Specific WHERE clause

Question

I can't figure this one out.

$sql = "SELECT id,goodtill FROM table WHERE id = '$id' ORDER BY id LIMIT 1";

However, I want to make sure that when that $id is 100 its goodtill in the database is > '0'.

There are several $id's that are 100. Some of them have goodtill > '0' and some them have goodtill = '0'. I only want to show the ones that have goodtill > '0' And of course I want all other $id's that are not 100 to show.

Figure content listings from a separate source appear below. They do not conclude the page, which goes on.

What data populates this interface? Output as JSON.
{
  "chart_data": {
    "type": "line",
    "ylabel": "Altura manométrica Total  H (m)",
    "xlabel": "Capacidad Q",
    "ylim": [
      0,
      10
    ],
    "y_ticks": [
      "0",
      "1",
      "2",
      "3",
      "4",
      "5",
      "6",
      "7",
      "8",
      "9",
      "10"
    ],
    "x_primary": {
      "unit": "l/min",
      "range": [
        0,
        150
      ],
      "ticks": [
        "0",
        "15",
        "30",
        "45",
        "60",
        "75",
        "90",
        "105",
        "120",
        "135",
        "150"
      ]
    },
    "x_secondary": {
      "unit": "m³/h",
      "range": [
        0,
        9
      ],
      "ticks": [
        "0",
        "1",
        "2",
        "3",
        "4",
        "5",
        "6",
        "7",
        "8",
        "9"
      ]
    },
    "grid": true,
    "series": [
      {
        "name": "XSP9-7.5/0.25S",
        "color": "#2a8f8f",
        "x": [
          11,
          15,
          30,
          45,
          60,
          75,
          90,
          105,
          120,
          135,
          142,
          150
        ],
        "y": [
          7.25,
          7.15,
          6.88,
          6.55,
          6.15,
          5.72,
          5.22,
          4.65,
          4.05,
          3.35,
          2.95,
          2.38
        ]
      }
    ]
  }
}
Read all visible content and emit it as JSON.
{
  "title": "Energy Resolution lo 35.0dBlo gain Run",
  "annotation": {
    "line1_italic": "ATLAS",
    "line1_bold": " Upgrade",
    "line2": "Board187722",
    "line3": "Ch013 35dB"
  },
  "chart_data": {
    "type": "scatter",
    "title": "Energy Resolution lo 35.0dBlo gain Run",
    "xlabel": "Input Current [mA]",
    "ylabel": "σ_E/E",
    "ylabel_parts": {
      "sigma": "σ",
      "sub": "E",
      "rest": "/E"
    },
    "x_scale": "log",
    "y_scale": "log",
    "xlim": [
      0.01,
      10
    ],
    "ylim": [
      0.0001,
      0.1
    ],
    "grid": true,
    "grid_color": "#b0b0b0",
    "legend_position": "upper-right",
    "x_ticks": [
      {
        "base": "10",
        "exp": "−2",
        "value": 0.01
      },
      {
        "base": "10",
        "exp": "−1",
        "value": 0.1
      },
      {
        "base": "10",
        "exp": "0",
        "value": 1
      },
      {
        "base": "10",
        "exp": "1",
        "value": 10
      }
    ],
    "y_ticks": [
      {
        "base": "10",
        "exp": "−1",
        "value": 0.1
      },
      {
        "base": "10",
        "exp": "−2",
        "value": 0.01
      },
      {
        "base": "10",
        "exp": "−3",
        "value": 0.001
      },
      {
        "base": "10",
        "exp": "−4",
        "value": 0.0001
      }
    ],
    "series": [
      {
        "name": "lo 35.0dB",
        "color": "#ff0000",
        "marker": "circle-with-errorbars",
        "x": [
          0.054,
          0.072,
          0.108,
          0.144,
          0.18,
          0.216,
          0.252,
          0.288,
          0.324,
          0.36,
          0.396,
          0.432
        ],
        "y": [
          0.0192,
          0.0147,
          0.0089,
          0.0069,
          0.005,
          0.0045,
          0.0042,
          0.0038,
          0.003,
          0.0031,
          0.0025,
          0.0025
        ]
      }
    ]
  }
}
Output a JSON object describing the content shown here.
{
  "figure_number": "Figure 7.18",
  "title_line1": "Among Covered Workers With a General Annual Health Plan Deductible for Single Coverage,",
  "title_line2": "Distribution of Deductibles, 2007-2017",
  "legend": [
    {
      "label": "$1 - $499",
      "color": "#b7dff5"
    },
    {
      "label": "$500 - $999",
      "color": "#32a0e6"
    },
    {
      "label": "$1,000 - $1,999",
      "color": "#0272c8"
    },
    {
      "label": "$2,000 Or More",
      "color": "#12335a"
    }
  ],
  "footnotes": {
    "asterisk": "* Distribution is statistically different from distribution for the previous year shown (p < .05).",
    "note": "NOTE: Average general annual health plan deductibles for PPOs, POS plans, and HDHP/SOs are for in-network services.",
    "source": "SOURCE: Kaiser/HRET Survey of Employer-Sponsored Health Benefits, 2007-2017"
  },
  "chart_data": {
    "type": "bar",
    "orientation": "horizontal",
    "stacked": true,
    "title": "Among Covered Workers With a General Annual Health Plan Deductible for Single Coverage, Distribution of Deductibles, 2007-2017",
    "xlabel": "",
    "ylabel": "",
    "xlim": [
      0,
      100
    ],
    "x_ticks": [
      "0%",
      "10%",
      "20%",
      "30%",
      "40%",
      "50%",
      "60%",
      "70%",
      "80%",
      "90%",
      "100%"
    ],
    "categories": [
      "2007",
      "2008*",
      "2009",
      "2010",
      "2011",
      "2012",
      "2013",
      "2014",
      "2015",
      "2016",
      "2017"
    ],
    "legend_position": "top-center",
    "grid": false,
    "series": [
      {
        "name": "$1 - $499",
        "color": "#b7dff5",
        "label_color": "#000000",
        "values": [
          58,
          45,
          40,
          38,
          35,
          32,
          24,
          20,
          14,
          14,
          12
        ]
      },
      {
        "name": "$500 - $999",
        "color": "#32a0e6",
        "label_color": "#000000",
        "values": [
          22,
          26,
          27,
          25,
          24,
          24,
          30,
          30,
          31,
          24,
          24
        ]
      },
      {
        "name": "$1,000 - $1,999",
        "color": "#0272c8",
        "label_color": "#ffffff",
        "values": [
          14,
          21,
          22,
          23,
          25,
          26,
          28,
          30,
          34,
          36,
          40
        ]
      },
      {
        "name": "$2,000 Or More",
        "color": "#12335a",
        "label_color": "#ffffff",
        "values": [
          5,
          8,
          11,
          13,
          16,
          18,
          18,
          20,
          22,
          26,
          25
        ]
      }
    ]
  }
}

I tried WHERE id = '$id OR ($id = '100' AND goodtill > '0') but I am pretty sure it's not how it's done, since it din't do what I wanted it to do.

Answer 1

Try this:

SELECT id,goodtill FROM table WHERE id = '$id' AND (id != 100 OR (id = '100' AND goodtill > '0')) ORDER BY id LIMIT 1

Answer 2

And case when $id=100 then goodtill>0 else 1=1. Instead of the or clause

Answer 3

You need to add conditions (in addition to id = $id) for where the ID is not 100, or the goodtill is greater than 0.

SELECT id,goodtill FROM table
  WHERE id = '$id'
  AND (id != 100 OR goodtill > 0)
  ORDER BY id LIMIT 1

• Given an input $id of 9, this will match all records where id = 9. The where id != 100 is true, and effectively short-circuits the OR goodtill > 0 check.
• Given an input $id of 100, this will match all records where id = 100 and goodtill > 0. The id != 100 is false, meaning the OR goodtill > 0 condition must pass.